I was born in Lewiston, Maine on May 20, 1935. Growing up in that city I attended the local Sts. Peter and Paul Parish and School and graduated from St. Dominique, the local High School.
My family was of French Canadian stock so my native language was French at home, church and in school. The city was 95% French speaking at that time. My father had eight brothers and sisters who were born in Canada and lived in Lewiston. My mother had seven brothers and sisters. This meant that family gatherings were very large and frequent. On my father’s side my aunt Alice was a Blessed Sacrament nun and my uncle Steven was a Marist Brother.
My father, Romeo was a businessman and my mother, Jeannette a homemaker. I have a sister, Louise and a brother, Robert. I’m the oldest.
My first encounter with the Marist Brothers was with my uncle Steve, whom we used to visit in Lawrence and Lowell, MA. He spent most of his vacations in Maine with the family.
After attending St. Michael College in Vermont for one year, I decided to join the Marist Brothers in Tyngsboro MA. I enjoyed my novitiate years, especially with the old French Brothers who worked the farm. They were great role models and grandfather figures. The teachers at Marian College in Poughkeepsie NY were very professional and caring, making my three years there stimulating.

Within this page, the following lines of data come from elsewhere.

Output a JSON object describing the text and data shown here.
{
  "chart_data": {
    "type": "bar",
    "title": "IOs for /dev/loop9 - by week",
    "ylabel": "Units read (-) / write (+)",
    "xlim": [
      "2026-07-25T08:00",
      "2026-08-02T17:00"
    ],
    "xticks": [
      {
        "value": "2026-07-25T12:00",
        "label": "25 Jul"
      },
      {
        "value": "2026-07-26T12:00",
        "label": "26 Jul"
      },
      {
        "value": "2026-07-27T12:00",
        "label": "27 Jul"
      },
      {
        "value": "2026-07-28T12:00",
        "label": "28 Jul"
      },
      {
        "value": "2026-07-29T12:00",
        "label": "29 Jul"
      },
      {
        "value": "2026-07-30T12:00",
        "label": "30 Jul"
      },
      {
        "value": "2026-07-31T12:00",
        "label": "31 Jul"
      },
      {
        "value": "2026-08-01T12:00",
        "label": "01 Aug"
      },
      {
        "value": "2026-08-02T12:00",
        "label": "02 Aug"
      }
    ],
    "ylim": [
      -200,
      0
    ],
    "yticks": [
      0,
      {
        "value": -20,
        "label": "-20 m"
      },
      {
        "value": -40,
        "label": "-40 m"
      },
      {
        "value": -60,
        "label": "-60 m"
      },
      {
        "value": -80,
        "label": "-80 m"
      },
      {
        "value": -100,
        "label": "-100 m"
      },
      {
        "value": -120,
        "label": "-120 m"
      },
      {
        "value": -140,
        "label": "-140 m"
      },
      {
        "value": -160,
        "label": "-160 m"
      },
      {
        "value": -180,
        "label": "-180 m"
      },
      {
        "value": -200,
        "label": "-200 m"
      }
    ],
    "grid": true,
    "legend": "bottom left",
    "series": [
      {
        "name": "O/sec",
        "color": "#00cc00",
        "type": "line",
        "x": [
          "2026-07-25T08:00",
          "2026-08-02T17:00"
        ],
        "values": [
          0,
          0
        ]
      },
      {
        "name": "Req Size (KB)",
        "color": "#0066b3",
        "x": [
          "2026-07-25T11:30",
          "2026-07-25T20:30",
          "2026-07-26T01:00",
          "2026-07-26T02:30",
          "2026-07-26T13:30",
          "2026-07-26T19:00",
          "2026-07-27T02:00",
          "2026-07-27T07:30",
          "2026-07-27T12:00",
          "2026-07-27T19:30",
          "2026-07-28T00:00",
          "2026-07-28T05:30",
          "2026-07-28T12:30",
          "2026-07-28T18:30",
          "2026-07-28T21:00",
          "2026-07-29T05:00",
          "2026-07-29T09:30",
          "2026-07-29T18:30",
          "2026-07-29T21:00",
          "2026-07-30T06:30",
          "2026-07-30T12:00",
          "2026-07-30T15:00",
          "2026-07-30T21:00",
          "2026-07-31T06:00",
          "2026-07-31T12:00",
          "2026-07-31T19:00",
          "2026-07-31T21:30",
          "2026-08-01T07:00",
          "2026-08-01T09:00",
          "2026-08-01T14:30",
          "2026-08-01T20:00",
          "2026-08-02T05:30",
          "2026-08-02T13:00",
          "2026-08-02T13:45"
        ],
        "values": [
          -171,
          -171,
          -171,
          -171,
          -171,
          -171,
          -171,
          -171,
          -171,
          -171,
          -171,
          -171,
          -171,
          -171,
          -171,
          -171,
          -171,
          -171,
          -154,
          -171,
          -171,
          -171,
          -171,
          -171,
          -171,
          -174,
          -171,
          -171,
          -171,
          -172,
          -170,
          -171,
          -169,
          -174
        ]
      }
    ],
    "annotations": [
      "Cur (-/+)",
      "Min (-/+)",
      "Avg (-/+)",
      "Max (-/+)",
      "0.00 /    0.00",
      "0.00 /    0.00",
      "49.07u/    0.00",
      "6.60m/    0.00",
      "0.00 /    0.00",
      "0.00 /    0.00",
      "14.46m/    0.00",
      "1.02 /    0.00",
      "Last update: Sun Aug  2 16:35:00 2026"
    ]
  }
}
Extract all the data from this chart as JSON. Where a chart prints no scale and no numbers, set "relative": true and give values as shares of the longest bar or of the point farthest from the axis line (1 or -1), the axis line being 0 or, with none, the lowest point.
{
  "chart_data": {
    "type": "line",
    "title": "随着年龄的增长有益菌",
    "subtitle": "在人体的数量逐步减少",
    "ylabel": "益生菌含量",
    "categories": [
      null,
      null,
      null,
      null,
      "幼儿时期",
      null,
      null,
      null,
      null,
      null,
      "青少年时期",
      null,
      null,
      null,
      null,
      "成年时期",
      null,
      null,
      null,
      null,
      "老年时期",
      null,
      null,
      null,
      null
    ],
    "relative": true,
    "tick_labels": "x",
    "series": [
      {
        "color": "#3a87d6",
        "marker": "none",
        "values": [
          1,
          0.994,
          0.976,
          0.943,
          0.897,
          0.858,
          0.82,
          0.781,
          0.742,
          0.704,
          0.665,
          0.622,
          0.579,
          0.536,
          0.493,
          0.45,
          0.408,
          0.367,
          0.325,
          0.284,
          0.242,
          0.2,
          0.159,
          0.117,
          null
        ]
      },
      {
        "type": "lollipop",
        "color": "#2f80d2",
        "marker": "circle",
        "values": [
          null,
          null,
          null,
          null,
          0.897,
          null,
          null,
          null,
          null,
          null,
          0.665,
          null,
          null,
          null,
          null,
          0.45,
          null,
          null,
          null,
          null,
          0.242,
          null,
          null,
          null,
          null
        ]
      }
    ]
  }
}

After 3 years of teaching, I was assigned to Catholic University of America to become a dorm proctor and a full time student for a Masters Degree in Library Science. This prepared me to develop the Library and Audiovisual department at the recently opened Marist High School, Chicago. Beginning from scratch in both print and visual media gave me a great perspective on developing a coherent educational program for the school. I was elected Chair of the library section of the Illinois Catholic School Association.

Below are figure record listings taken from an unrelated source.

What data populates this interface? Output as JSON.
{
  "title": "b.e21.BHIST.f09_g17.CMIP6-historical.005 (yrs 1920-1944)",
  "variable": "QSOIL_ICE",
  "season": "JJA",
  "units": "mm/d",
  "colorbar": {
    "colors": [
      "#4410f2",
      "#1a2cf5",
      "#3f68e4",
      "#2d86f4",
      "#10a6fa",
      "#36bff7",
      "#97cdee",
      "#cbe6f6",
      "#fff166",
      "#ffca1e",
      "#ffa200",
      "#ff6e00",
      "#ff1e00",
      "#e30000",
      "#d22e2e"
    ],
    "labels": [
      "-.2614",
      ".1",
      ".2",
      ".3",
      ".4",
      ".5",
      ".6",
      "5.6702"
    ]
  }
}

In 1983 I went to Marist High School, Eugene, OR where I studied potter’s wheel at the local college while teaching the same subject at the high school. I returned to Marist Chicago, worked in the art department and became the potter’s wheel instructor for 10 years, becoming the chair of the art department. I look back at these 11 years as my favorite assignment.

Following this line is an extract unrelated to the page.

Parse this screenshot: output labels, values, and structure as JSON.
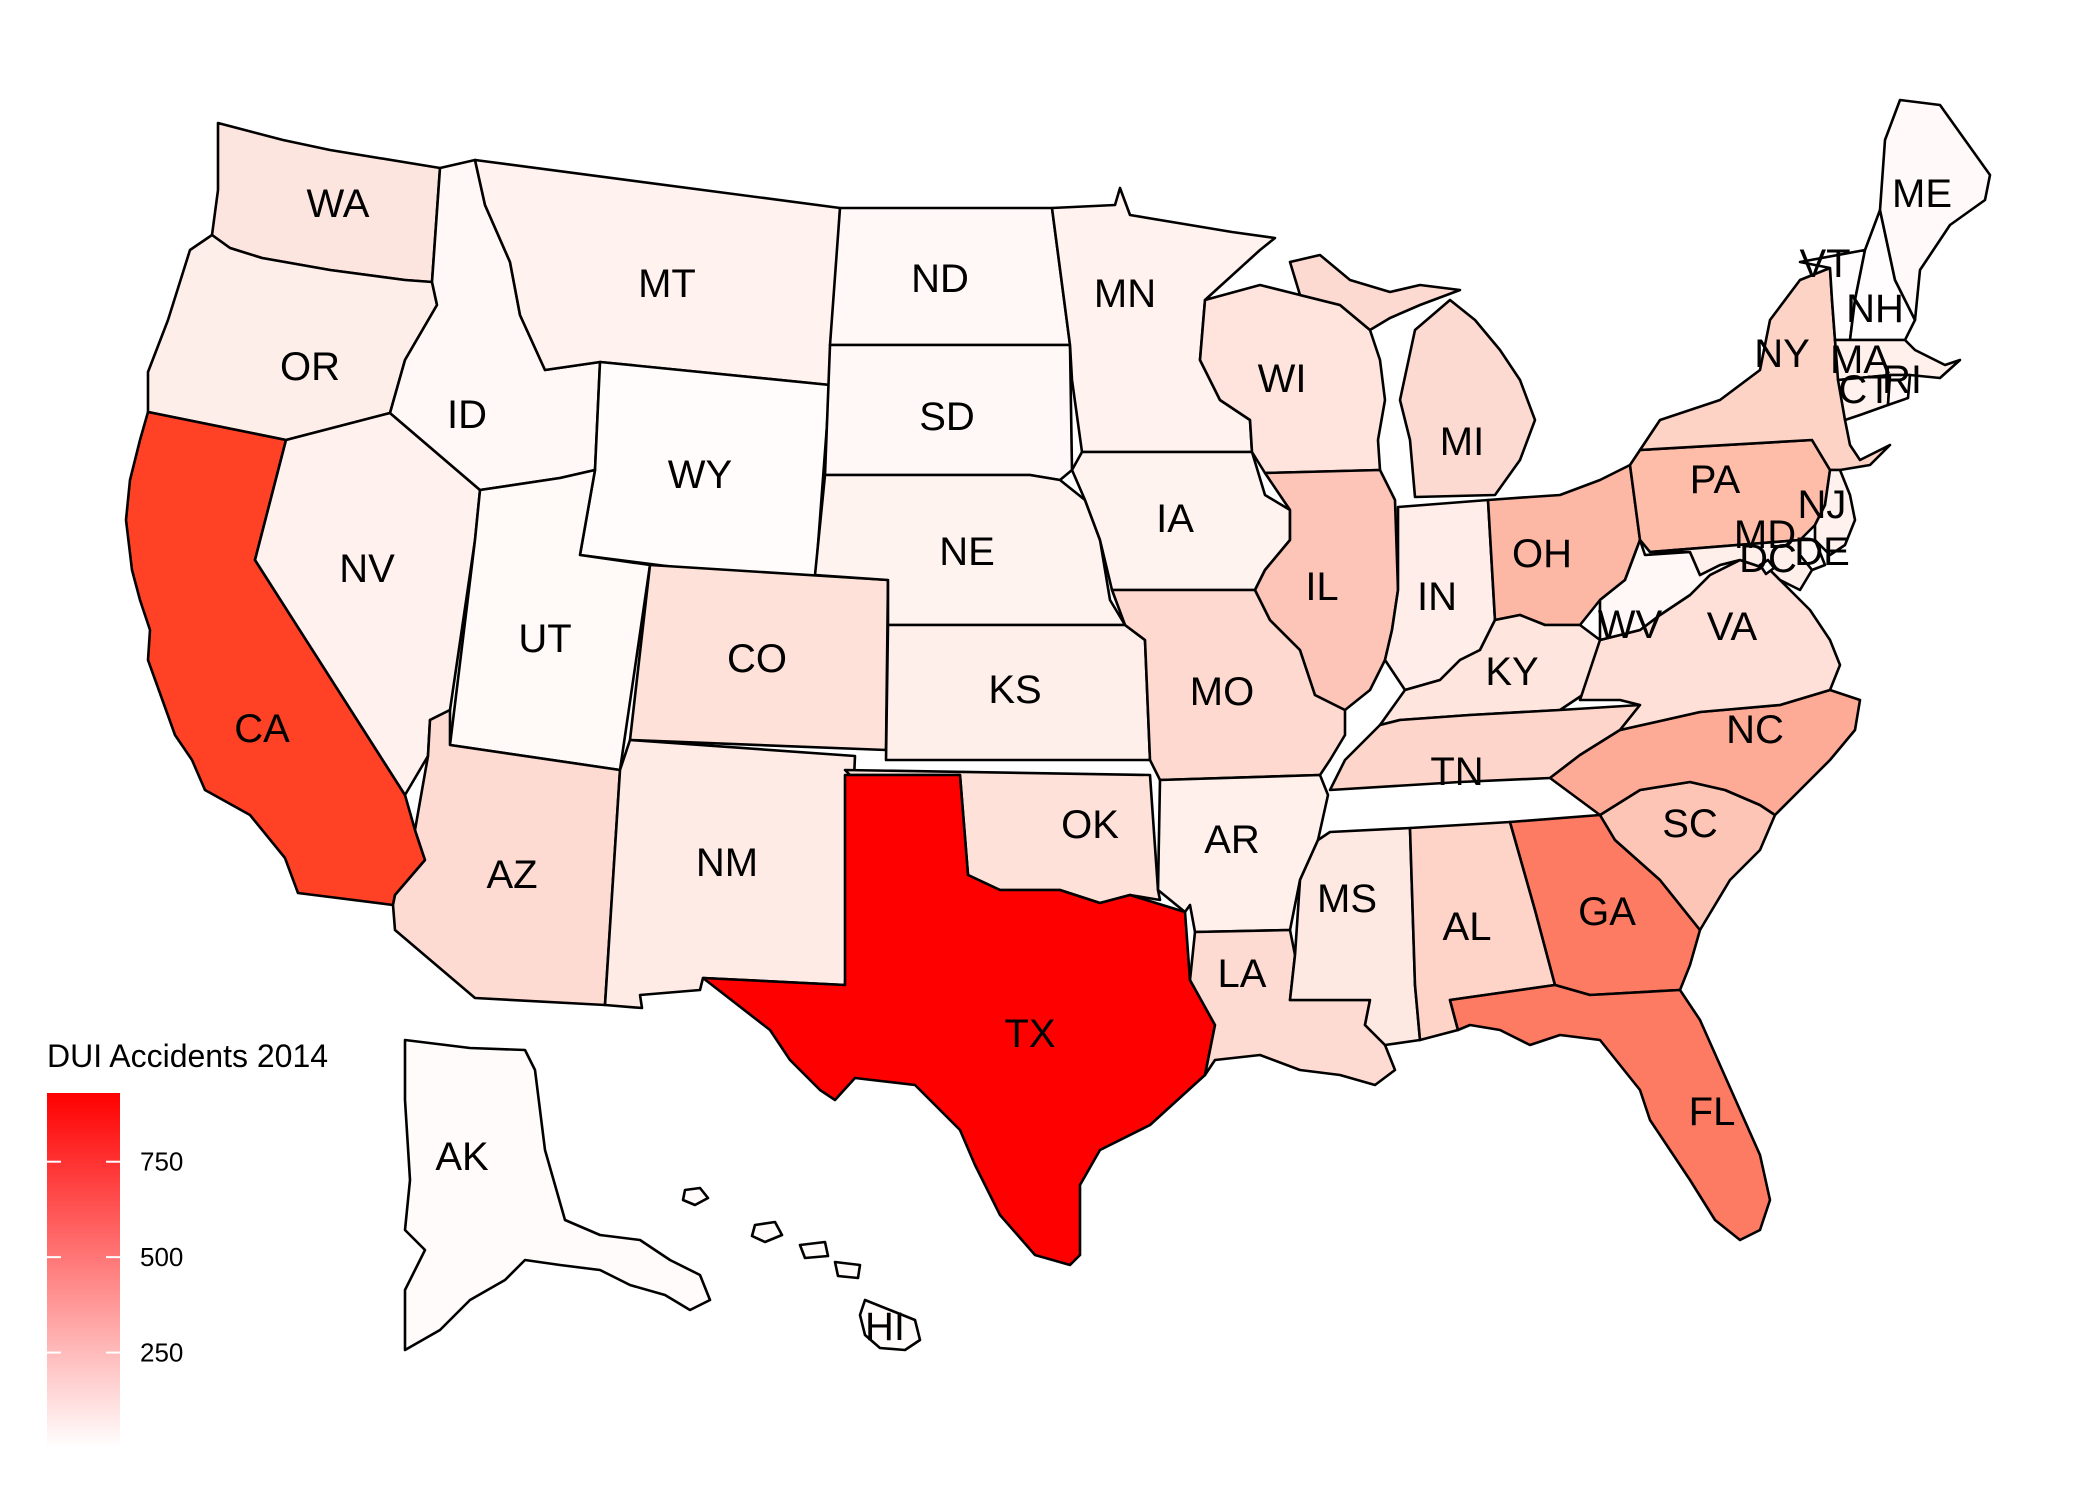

In 1997 I was offered a sabbatical. I spent three and half months in the fall of that year at the Spiritual Life Institute in Crestone, CO in my own hermitage. The following year from February to May I was at the St. John’s University Holy Land program in Jerusalem. That year was very precious to me and allowed me to put flesh on the events of the Old and New Testaments.
My career as a teacher has seen me in elementary school for a year, then in high school teaching Religion, Spanish, French and ceramics. I spent five year as a diving coach, intramural gold club moderator and moderator of the television club. Eric Lindahl and David Keate are two students that stand out for me. The first was a three-year student in potter’s wheel and the latter was a diver on the diving team.
In 2000 I retired after 41 years in the classroom. What stands out is how quickly those years have passed. I have been blessed with cherished comrades all along the way. At present I continue pursing my interest in food preparation, gardening and icon painting. I have been responsible for making the meal menu for the community since 1999. Gardening, home repairs and icon painting are also of great interest and give me much satisfaction.
My favorite prayers are: The Jesus Prayer, which I began in 1971 after attending some Catholic Charismatic meetings and conferences. The second is a prayer that St. Marcellin used: “O Jesus living in Mary come and dwell in me your servant. Impart to me your spirit of holiness and the fullness of your power….” I find this to be a complete prayer that invigorates my spirituality.
I have always had a great liking for the Christian East spirituality and since my studies in Jerusalem, I do much reading in both Catholic and Orthodox spiritualties. Going back to the Fathers of the Church enables me to appreciate the depth and insights of the early foundation of our Catholic faith. I truly find it necessary and enjoyable to reflect on Eastern spirituality, which complements my Western roots and helps me to develop a holistic approach to my Christian life.